We have returned from Vegas where K’s family has an annual reunion. After my day-before-vacation bout with the flu, I was feeling better and finally hungry after two days of eating bites of bread (and a really ill-advised Wendy’s Frosty). Having napped on the plane, I decided it would be a good idea to experience ALL of Vegas in one night.
* This began with a small group dinner at Carnevino — the Italian/steak restaurant from Mario Batali and Joe Bastianich in the Palazzo Hotel. We didn’t get there until about 9:30 and I was starving so I was happy when they gave us each a little fried parmesan potato bite. Then I was still starving so I really enjoyed the bread with salty butter and lard. Yes, lard. Turns out that just a little slick of lard with meat undertones on good bread is fantastic. Good call Mario!
The boys ordered a bottle of red wine for the table (sorry, couldn’t tell you what it was, but it was pretty good) and I got an arugula salad. It was huge, easily enough for two people, but it didn’t say that on the menu, when all other portions were specified as half portions, for two, etc. I don’t know if the salad was dressed, but if it was there wasn’t enough dressing to detect but there was definitely too much arugula. I would have gone with 1/3 arugula and 2/3 other greens. As it was the salad was overwhelmingly bitter, offset only by the large pieces of triple cream goat cheese. For his starter, K got tuna crudo with a delicious, salty sea bean and lemon salad. I should have gone with the tuna.
For my entrée, I ordered two appetizer pasta portions — the braised duck cannelloni and the evening’s special, lobster tortellini. The pasta was (of course) homemade and was tender yet al dente. The duck was rich and meaty and so dense rolled inside that cannelloni. The lobster was delicate and sweet and paired amazingly with the tarragon pasta and butter sauce. Total decadence. K couldn’t resist the veal saltimbocca made with organic, free-range veal. There was so much of it, but it was crispy and salty and melt-in-y0ur-mouth delicious. We were so full we couldn’t be talked into dessert.
I’d definitely recommend Carnevino if you’re visiting Vegas. They are local, sustainable and even the hand soap in the bathrooms is made from the glycerin extracted from waste grease from Mario Batali’s restaurants so it closes the loop! P.S. The soap smells like herbs, not grease.

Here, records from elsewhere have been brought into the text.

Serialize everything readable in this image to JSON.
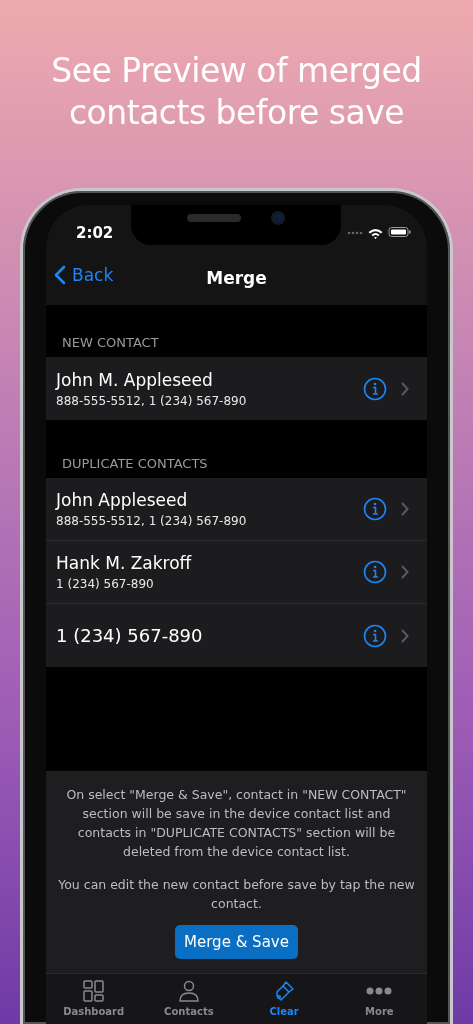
{
  "headline": "See Preview of merged contacts before save",
  "status_bar": {
    "time": "2:02"
  },
  "nav": {
    "back": "Back",
    "title": "Merge"
  },
  "sections": [
    {
      "header": "NEW CONTACT",
      "rows": [
        {
          "name": "John M. Appleseed",
          "detail": "888-555-5512, 1 (234) 567-890"
        }
      ]
    },
    {
      "header": "DUPLICATE CONTACTS",
      "rows": [
        {
          "name": "John Appleseed",
          "detail": "888-555-5512, 1 (234) 567-890"
        },
        {
          "name": "Hank M. Zakroff",
          "detail": "1 (234) 567-890"
        },
        {
          "name": "1 (234) 567-890"
        }
      ]
    }
  ],
  "footer": {
    "notes": [
      "On select \"Merge & Save\", contact in \"NEW CONTACT\" section will be save in the device contact list and contacts in \"DUPLICATE CONTACTS\" section will be deleted from the device contact list.",
      "You can edit the new contact before save by tap the new contact."
    ],
    "button": "Merge & Save"
  },
  "tab_bar": [
    {
      "kind": "dashboard",
      "label": "Dashboard",
      "selected": false
    },
    {
      "kind": "contacts",
      "label": "Contacts",
      "selected": false
    },
    {
      "kind": "clear",
      "label": "Clear",
      "selected": true
    },
    {
      "kind": "more",
      "label": "More",
      "selected": false
    }
  ]
}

After the wine, food, casino cocktail and hanging out late night to meet the fam, I realized that I was not, in fact, over the flu like I thought I was and that it is a terrible idea to try to cram all of Vegas into one evening. Consequently, I laid very low the next day. We had a reservation at Bouchon that evening and K was worried I wouldn’t rally for it.
* Far be it from me to miss fine, fine French food by one of the world’s best chefs (Thomas Keller) so — feeling much better after a day of resting out of the 107 degree heat — off we went to the Venetian to the gorgeous, open, light-filled Bouchon Bistro.
They started us with warm pistachios and really, really crusty warm French bread and K quickly honed in on the escargots. The tiny puff pastry hats on top of the heavily garlic infused snails were buttery and yummy, but I left the eating of gastropod mollusks up to K while I enjoyed my salad. The fancy sounding Salade Maraîchère au Chèvre Chaud was really a simple stack of mixed greens with red wine vinaigrette, herbs and warm goat cheese. As simple as it was, the flavors were incredibly layered and, though I knew I had an entrée coming, I couldn’t stop eating the salad.
It was very difficult to decide on an entrée, but K went with steak frites and I went with Truite aux Amandes (trout amandine). K said his was the best steak he’d ever had — cooked to perfection with crispy, perfectly salted skinny fries. My trout was like candy — sweet and flaky, the brown butter silky and making the fish sing. The haricots vert were crisp tender and the pile of toasted almonds was enough to have many in each perfect bite.
We were full, but who can pass up French dessert in a French restaurant? K couldn’t! So he ordered two — a meringue with a vanilla creme anglaise, almond and caramel and creme brulee (which isn’t on the menu). The meringue was the best crispy yet soft marshamallowy pillow and the creme brulee was simply the best I’ve ever eaten. It was flecked with vanilla bean bits and had the absolute perfect crisp crust that shattered deliciously when cracked with the creme brulee spoon (which neither of us knew existed).
Who knew that such refined perfection existed in Vegas of all places?! It was a lovely, elusively quiet and romantic evening with sparkle.